Greece appears no closer to agreeing a cash-for-reforms deal with its creditors despite repeated claims from Greek Finance Minister Yanis Varoufakis that a deal is close. Investors may be more encouraged by those claims had we not had such mixed messages from officials recently. The only consistent message coming from the talks is that both sides remain far apart on certain issues, particular labour market and pension reforms and there’s been no specific suggestions that significant progress has been made on either of these.
The one thing that appears clear now is that Greece will not be able to repay €300 million to the IMF on 5 June. With €1.6 billion in total due to be repaid to the IMF next month that would have given negotiations the strict deadline they in all honestly have been craving if any real progress has been made. There have been suggestions that all four repayments to the IMF next month could be combined and paid as one at the end of the month but we can only hope this isn’t the case because otherwise this will inevitably drag on for another month and change absolutely nothing.

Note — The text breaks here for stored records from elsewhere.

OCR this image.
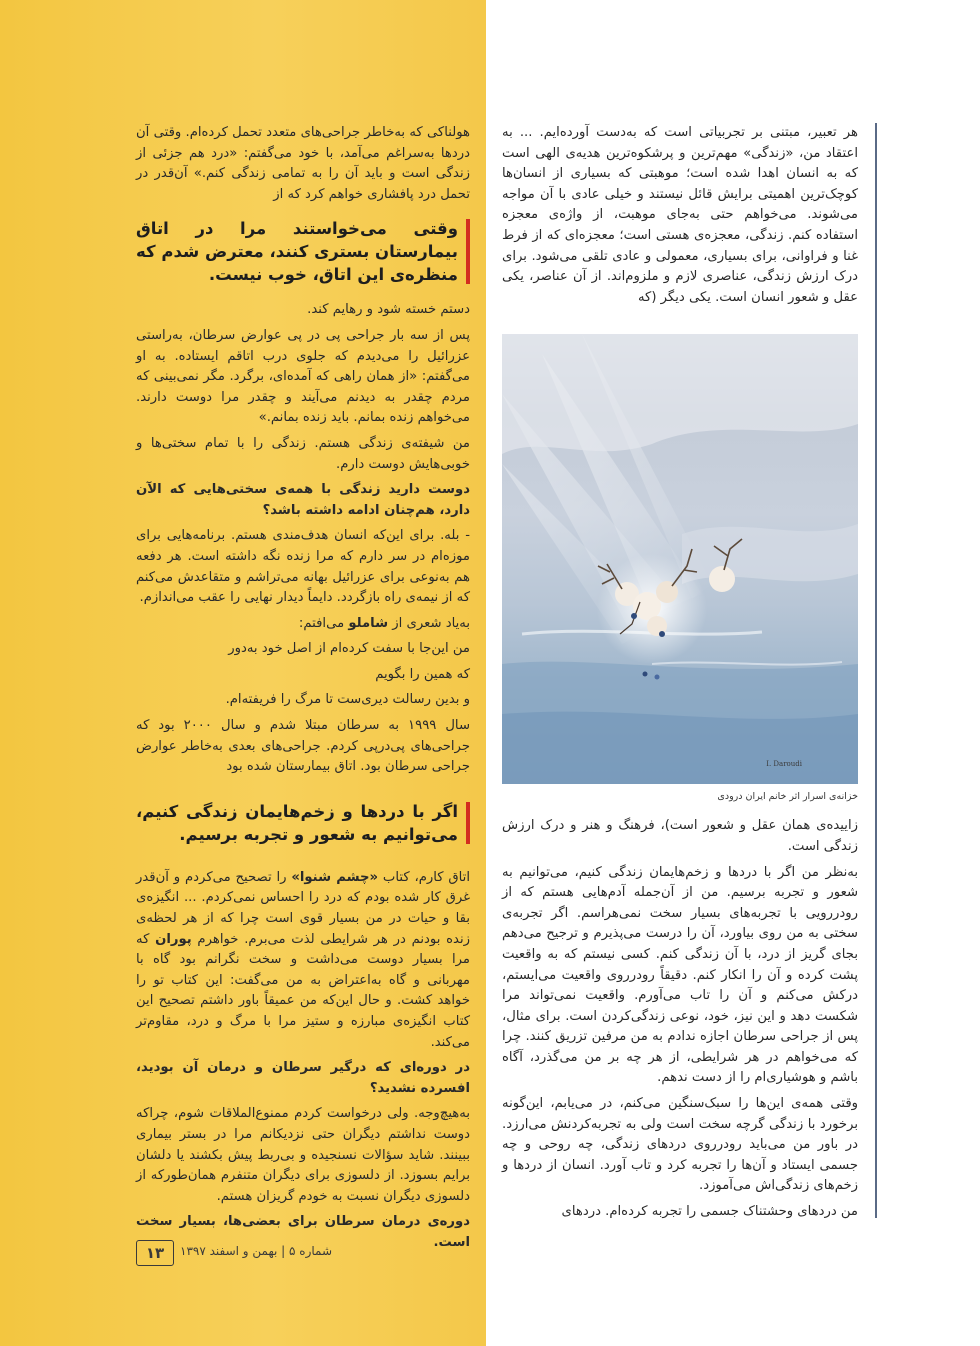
هولناکی که به‌خاطر جراحی‌های متعدد تحمل کرده‌ام. وقتی آن دردها به‌سراغم می‌آمد، با خود می‌گفتم: «درد هم جزئی از زندگی است و باید آن را به تمامی زندگی کنم.» آن‌قدر در تحمل درد پافشاری خواهم کرد که از

وقتی می‌خواستند مرا در اتاق بیمارستان بستری کنند، معترض شدم که منظره‌ی این اتاق، خوب نیست.

دستم خسته شود و رهایم کند.

پس از سه بار جراحی پی در پی عوارض سرطان، به‌راستی عزرائیل را می‌دیدم که جلوی درب اتاقم ایستاده. به او می‌گفتم: «از همان راهی که آمده‌ای، برگرد. مگر نمی‌بینی که مردم چقدر به دیدنم می‌آیند و چقدر مرا دوست دارند. می‌خواهم زنده بمانم. باید زنده بمانم.»

من شیفته‌ی زندگی هستم. زندگی را با تمام سختی‌ها و خوبی‌هایش دوست دارم.

دوست دارید زندگی با همه‌ی سختی‌هایی که الآن دارد، هم‌چنان ادامه داشته باشد؟

- بله. برای این‌که انسان هدف‌مندی هستم. برنامه‌هایی برای موزه‌ام در سر دارم که مرا زنده نگه داشته است. هر دفعه هم به‌نوعی برای عزرائیل بهانه می‌تراشم و متقاعدش می‌کنم که از نیمه‌ی راه بازگردد. دایماً دیدار نهایی را عقب می‌اندازم.

به‌یاد شعری از شاملو می‌افتم:

من این‌جا با سفت کرده‌ام از اصل خود به‌دور

که همین را بگویم

و بدین رسالت دیری‌ست تا مرگ را فریفته‌ام.

سال ۱۹۹۹ به سرطان مبتلا شدم و سال ۲۰۰۰ بود که جراحی‌های پی‌درپی کردم. جراحی‌های بعدی به‌خاطر عوارض جراحی سرطان بود. اتاق بیمارستان شده بود

اگر با دردها و زخم‌هایمان زندگی کنیم، می‌توانیم به شعور و تجربه برسیم.

اتاق کارم، کتاب «چشم شنوا» را تصحیح می‌کردم و آن‌قدر غرق کار شده بودم که درد را احساس نمی‌کردم. ... انگیزه‌ی بقا و حیات در من بسیار قوی است چرا که از هر لحظه‌ی زنده بودنم در هر شرایطی لذت می‌برم. خواهرم پوران که مرا بسیار دوست می‌داشت و سخت نگرانم بود گاه با مهربانی و گاه به‌اعتراض به من می‌گفت: این کتاب تو را خواهد کشت. و حال این‌که من عمیقاً باور داشتم تصحیح این کتاب انگیزه‌ی مبارزه و ستیز مرا با مرگ و درد، مقاوم‌تر می‌کند.

در دوره‌ای که درگیر سرطان و درمان آن بودید، افسرده نشدید؟

به‌هیچ‌وجه. ولی درخواست کردم ممنوع‌الملاقات شوم، چراکه دوست نداشتم دیگران حتی نزدیکانم مرا در بستر بیماری ببینند. شاید سؤالات نسنجیده و بی‌ربط پیش بکشند یا دلشان برایم بسوزد. از دلسوزی برای دیگران متنفرم همان‌طورکه از دلسوزی دیگران نسبت به خودم گریزان هستم.

دوره‌ی درمان سرطان برای بعضی‌ها، بسیار سخت است.

هر تعبیر، مبتنی بر تجربیاتی است که به‌دست آورده‌ایم. ... به اعتقاد من، «زندگی» مهم‌ترین و پرشکوه‌ترین هدیه‌ی الهی است که به انسان اهدا شده است؛ موهبتی که بسیاری از انسان‌ها کوچک‌ترین اهمیتی برایش قائل نیستند و خیلی عادی با آن مواجه می‌شوند. می‌خواهم حتی به‌جای موهبت، از واژه‌ی معجزه استفاده کنم. زندگی، معجزه‌ی هستی است؛ معجزه‌ای که از فرط غنا و فراوانی، برای بسیاری، معمولی و عادی تلقی می‌شود. برای درک ارزش زندگی، عناصری لازم و ملزوم‌اند. از آن عناصر، یکی عقل و شعور انسان است. یکی دیگر (که

I. Daroudi
خزانه‌ی اسرار اثر خانم ایران درودی

زاییده‌ی همان عقل و شعور است)، فرهنگ و هنر و درک ارزش زندگی است.

به‌نظر من اگر با دردها و زخم‌هایمان زندگی کنیم، می‌توانیم به شعور و تجربه برسیم. من از آن‌جمله آدم‌هایی هستم که از رودررویی با تجربه‌های بسیار سخت نمی‌هراسم. اگر تجربه‌ی سختی به من روی بیاورد، آن را درست می‌پذیرم و ترجیح می‌دهم بجای گریز از درد، با آن زندگی کنم. کسی نیستم که به واقعیت پشت کرده و آن را انکار کنم. دقیقاً رودرروی واقعیت می‌ایستم، درکش می‌کنم و آن را تاب می‌آورم. واقعیت نمی‌تواند مرا شکست دهد و این نیز، خود، نوعی زندگی‌کردن است. برای مثال، پس از جراحی سرطان اجازه ندادم به من مرفین تزریق کنند. چرا که می‌خواهم در هر شرایطی، از هر چه بر من می‌گذرد، آگاه باشم و هوشیاری‌ام را از دست ندهم.

وقتی همه‌ی این‌ها را سبک‌سنگین می‌کنم، در می‌یابم، این‌گونه برخورد با زندگی گرچه سخت است ولی به تجربه‌کردنش می‌ارزد. در باور من می‌باید رودرروی دردهای زندگی، چه روحی و چه جسمی ایستاد و آن‌ها را تجربه کرد و تاب آورد. انسان از دردها و زخم‌های زندگی‌اش می‌آموزد.

من دردهای وحشتناک جسمی را تجربه کرده‌ام. دردهای

۱۳	شماره ۵ | بهمن و اسفند ۱۳۹۷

It is likely that Greece will be discussed at today’s G7 meeting in Dresden, given that a number of involved officials will be present but this will just be one of many topics being discussed so I very much doubt talks will yield any kind of solution or progress of any kind. Unfortunately that is only likely to come once certain Greek red lines are redrawn.

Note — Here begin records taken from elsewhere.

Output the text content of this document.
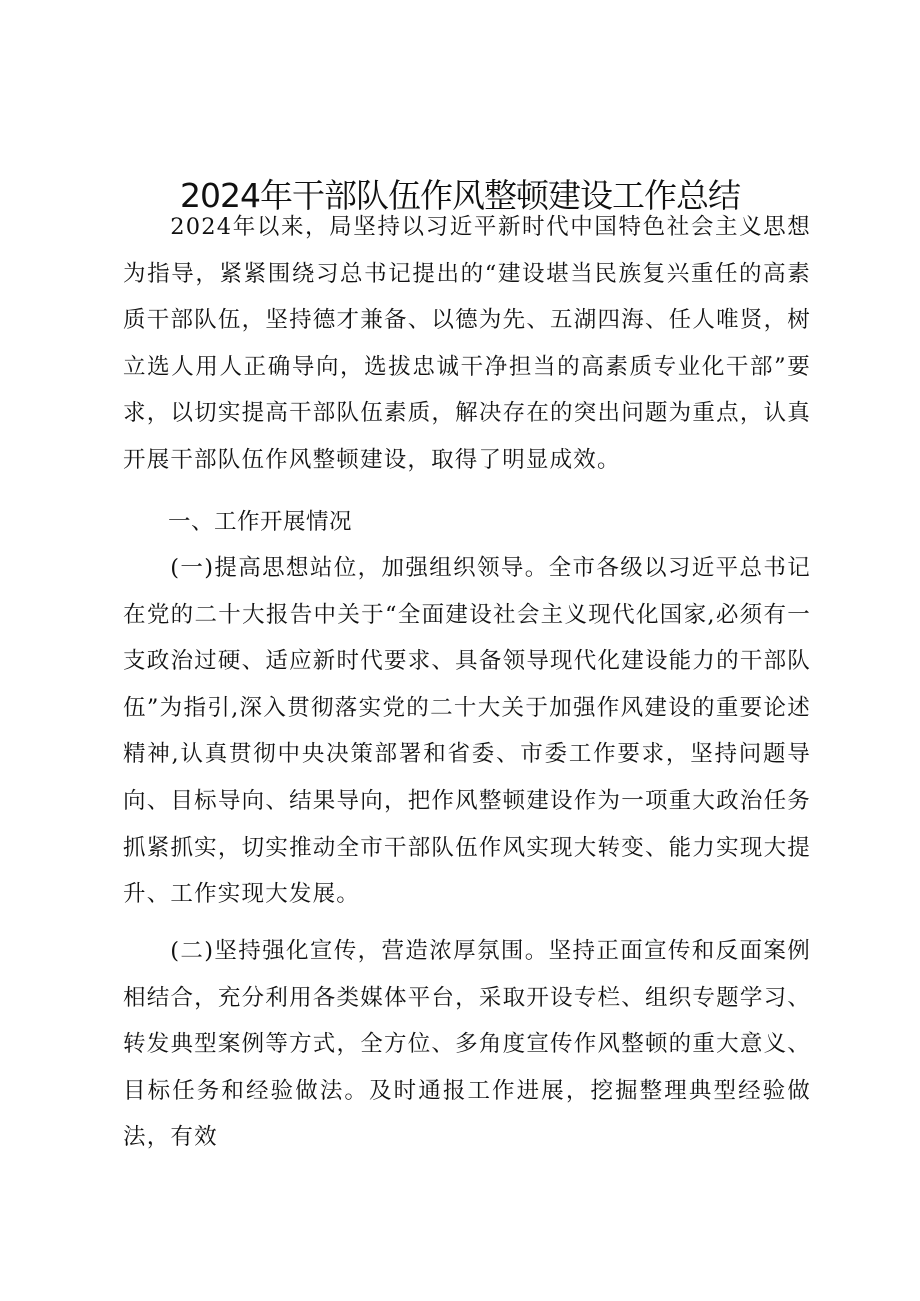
2024年干部队伍作风整顿建设工作总结

2024年以来，局坚持以习近平新时代中国特色社会主义思想为指导，紧紧围绕习总书记提出的“建设堪当民族复兴重任的高素质干部队伍，坚持德才兼备、以德为先、五湖四海、任人唯贤，树立选人用人正确导向，选拔忠诚干净担当的高素质专业化干部”要求，以切实提高干部队伍素质，解决存在的突出问题为重点，认真开展干部队伍作风整顿建设，取得了明显成效。

一、工作开展情况

(一)提高思想站位，加强组织领导。全市各级以习近平总书记在党的二十大报告中关于“全面建设社会主义现代化国家,必须有一支政治过硬、适应新时代要求、具备领导现代化建设能力的干部队伍”为指引,深入贯彻落实党的二十大关于加强作风建设的重要论述精神,认真贯彻中央决策部署和省委、市委工作要求，坚持问题导向、目标导向、结果导向，把作风整顿建设作为一项重大政治任务抓紧抓实，切实推动全市干部队伍作风实现大转变、能力实现大提升、工作实现大发展。

(二)坚持强化宣传，营造浓厚氛围。坚持正面宣传和反面案例相结合，充分利用各类媒体平台，采取开设专栏、组织专题学习、转发典型案例等方式，全方位、多角度宣传作风整顿的重大意义、目标任务和经验做法。及时通报工作进展，挖掘整理典型经验做法，有效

With no notable economic data being released on Wednesday, attention is likely to remain on Greek negotiations but the markets still appear to be being driven by Fed rate hike expectations. Even early in the session yesterday we could see Yellen’s comments from Friday weighing and that batch of data from the US only supported her view that a rate hike should come this year.
In the coming sessions, in the absence of much economic data or developments in Greece, I expect the prospect of a U.S. rate hike to be increasingly priced in which would support further rallies in the US dollar. This could pile further pressure on commodity prices, as we saw yesterday and therefore weigh on the wider equity markets.
The Bank of Japan minutes released overnight were rather downbeat despite the belief that the 2% inflation target would be achieved in two years. There appears to be a real concern that a lack of real wage growth is preventing inflation rising by any significant amount and this could feed through to lower inflation expectations, which would leave them at square one. I think we could see further stimulus from the BoJ this year if we continue to see these lacklustre inflation and wage growth figures as the current efforts have been stifled by last year’s sales tax hike.
The FTSE is expected to open 4 points higher, the CAC 15 points higher and the DAX 24 points higher.